Nvidia reported record revenue of $81.62 billion for the first quarter of 2026, surpassing analysts' expectations of $78.86 billion, fueled by strong demand for AI infrastructure [1, 2]. Datacenter revenue rose 92% year-over-year to $75.2 billion, reflecting the rapid buildout of AI systems across multiple industries [1]. Earnings per share reached $1.87, beating the forecast of $1.76 per share [1].

CEO Jensen Huang said, "The buildout of AI factories – the largest infrastructure expansion in human history – is accelerating at extraordinary speed. Agentic AI has arrived, doing productive work, generating real value, and scaling rapidly across companies and industries" [1]. Nvidia announced an $80 billion stock repurchase program alongside the earnings release [2].

Shares rose modestly by 0.7% ahead of the report and climbed further afterwards, powering gains across the chip sector [3, 4, 5]. Earlier in the week, semiconductor indexes had gained up to 7.8% as investors weighed AI optimism with market risks [3, 4]. However, broader Wall Street indexes had fallen for several days due to inflation fears, rising Treasury yields, and Middle East tensions pushing oil prices above $110 per barrel [6, 7, 8]. The US 10-year Treasury yield reached its highest level since January 2025, around 4.68%, stoking concerns about Federal Reserve rate hikes [6, 7, 8].

Geopolitical risks from the Iran conflict added to market anxiety and kept oil prices elevated, limiting broader stock gains, according to Michael James of Rosenblatt Securities: "As long as there is nothing happening along those fronts, oil is remaining high, bond yields are remaining high, and the market’s anxiety levels are getting increasingly elevated" [7].

Investor sentiment in tech stocks showed rotation, with gains in software shares and some fluctuations in chip stocks amid the rising yields environment [9, 6]. Analysts and investors viewed Nvidia's results as a key test of sustained AI demand. Edward Jones economist James McCann said, "The expectation is that Nvidia's earnings will be strong. The bar continues to rise for some of these companies. Can it continue to beat that bar?" [3].

Despite US export approvals, Nvidia faces uncertainty expanding in China due to Chinese government restrictions [1]. Nvidia's forecast for Q2 sales was $91 billion, which drew a tepid reaction from some investors, seen as below very high expectations amid growing AI chip competition [2]. Still, market optimism around AI and tech momentum remained evident ahead of earnings, with chip stocks rallying sharply [3, 4].

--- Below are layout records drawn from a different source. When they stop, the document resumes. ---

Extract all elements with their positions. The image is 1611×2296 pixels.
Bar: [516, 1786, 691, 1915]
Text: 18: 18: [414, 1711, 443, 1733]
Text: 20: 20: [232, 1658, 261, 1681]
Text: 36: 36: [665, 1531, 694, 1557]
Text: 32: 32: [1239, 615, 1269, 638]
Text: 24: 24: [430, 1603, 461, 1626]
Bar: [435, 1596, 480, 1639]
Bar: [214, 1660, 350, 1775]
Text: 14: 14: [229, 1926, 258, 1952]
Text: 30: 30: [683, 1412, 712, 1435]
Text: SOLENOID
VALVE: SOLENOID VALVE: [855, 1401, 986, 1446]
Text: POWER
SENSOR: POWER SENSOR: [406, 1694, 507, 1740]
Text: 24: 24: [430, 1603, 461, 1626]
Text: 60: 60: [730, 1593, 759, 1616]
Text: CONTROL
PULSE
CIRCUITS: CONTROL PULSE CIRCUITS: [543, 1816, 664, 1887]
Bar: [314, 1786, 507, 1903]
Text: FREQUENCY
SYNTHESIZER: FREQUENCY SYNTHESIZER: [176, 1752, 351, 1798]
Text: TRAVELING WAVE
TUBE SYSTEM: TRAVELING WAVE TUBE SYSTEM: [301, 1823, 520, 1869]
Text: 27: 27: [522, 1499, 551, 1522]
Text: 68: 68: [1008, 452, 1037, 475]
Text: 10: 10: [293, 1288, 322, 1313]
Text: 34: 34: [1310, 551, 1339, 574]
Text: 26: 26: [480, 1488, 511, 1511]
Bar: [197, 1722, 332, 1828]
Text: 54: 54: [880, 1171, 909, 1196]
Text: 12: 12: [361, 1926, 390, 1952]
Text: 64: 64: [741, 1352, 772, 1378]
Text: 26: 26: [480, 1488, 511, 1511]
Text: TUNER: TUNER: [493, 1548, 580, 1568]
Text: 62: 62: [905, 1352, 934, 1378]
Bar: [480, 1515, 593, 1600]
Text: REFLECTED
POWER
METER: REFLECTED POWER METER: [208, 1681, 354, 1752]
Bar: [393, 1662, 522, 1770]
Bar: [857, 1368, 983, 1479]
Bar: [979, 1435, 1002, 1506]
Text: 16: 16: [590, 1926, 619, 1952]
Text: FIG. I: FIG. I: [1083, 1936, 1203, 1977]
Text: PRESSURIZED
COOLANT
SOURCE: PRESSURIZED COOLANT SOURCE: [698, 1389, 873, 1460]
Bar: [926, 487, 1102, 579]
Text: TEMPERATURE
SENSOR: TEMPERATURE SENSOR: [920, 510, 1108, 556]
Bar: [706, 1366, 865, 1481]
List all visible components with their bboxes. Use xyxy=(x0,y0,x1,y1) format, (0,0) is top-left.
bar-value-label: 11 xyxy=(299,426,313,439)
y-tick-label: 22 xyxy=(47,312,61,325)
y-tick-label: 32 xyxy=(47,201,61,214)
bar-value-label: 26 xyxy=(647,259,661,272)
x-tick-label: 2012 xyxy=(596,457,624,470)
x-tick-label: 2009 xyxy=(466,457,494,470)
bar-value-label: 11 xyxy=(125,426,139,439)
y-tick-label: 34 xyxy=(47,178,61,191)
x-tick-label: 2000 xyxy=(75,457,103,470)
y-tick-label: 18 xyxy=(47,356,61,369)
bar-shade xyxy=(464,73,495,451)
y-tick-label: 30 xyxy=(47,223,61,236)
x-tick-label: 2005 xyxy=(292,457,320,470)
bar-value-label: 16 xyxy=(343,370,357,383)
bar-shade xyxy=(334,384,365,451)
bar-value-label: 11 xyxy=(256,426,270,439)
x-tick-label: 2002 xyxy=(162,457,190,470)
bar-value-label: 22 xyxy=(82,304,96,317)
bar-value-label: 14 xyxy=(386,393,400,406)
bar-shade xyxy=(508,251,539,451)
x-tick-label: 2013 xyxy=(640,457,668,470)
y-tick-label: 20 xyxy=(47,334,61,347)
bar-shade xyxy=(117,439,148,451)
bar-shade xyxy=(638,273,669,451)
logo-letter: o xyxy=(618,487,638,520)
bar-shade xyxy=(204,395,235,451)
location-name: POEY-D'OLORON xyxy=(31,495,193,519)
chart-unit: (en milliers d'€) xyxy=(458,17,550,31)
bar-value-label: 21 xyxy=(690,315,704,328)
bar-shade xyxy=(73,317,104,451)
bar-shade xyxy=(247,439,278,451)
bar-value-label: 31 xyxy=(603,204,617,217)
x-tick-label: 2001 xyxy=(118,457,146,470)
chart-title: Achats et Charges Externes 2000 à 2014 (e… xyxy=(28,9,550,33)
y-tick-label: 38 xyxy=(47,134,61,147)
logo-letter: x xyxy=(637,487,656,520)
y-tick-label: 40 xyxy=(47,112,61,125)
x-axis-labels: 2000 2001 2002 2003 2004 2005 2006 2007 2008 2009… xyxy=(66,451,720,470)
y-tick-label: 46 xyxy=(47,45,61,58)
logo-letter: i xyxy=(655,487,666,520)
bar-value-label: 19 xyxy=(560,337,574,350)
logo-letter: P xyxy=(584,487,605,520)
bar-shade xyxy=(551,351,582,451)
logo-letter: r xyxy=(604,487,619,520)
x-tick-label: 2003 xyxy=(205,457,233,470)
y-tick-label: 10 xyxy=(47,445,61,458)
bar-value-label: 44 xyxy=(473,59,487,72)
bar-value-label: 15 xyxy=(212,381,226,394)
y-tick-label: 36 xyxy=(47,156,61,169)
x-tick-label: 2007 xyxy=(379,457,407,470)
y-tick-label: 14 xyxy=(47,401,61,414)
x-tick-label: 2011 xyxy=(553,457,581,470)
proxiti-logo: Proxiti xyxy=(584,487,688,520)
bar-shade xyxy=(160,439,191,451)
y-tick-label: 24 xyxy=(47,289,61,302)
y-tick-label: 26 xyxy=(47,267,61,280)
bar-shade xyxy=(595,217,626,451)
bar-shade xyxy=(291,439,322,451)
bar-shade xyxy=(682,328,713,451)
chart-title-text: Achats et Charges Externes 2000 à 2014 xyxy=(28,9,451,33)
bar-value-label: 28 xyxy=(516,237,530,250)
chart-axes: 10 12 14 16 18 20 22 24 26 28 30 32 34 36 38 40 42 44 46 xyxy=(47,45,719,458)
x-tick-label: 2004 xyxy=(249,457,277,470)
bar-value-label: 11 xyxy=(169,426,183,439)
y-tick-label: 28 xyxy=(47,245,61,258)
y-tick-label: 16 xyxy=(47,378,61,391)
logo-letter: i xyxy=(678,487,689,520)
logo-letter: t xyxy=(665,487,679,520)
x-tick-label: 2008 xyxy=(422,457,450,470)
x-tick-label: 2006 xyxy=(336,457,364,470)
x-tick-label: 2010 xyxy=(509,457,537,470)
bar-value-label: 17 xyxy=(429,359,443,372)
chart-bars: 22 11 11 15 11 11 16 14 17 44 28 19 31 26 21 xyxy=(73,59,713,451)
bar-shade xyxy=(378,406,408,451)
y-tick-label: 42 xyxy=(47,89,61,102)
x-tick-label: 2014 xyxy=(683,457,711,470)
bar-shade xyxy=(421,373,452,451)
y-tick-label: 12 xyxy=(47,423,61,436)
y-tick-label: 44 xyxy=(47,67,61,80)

After Nvidia CEO Jensen Huang promoted AI and robotics outlooks on May 21, Asian tech stocks rallied [5]. European and emerging market stocks also showed gains last week, supported in part by easing Middle East tensions and AI-driven rallies [10, 11]. The US 10-year Treasury yield and oil prices will remain key economic indicators to watch in coming weeks [6, 7, 8].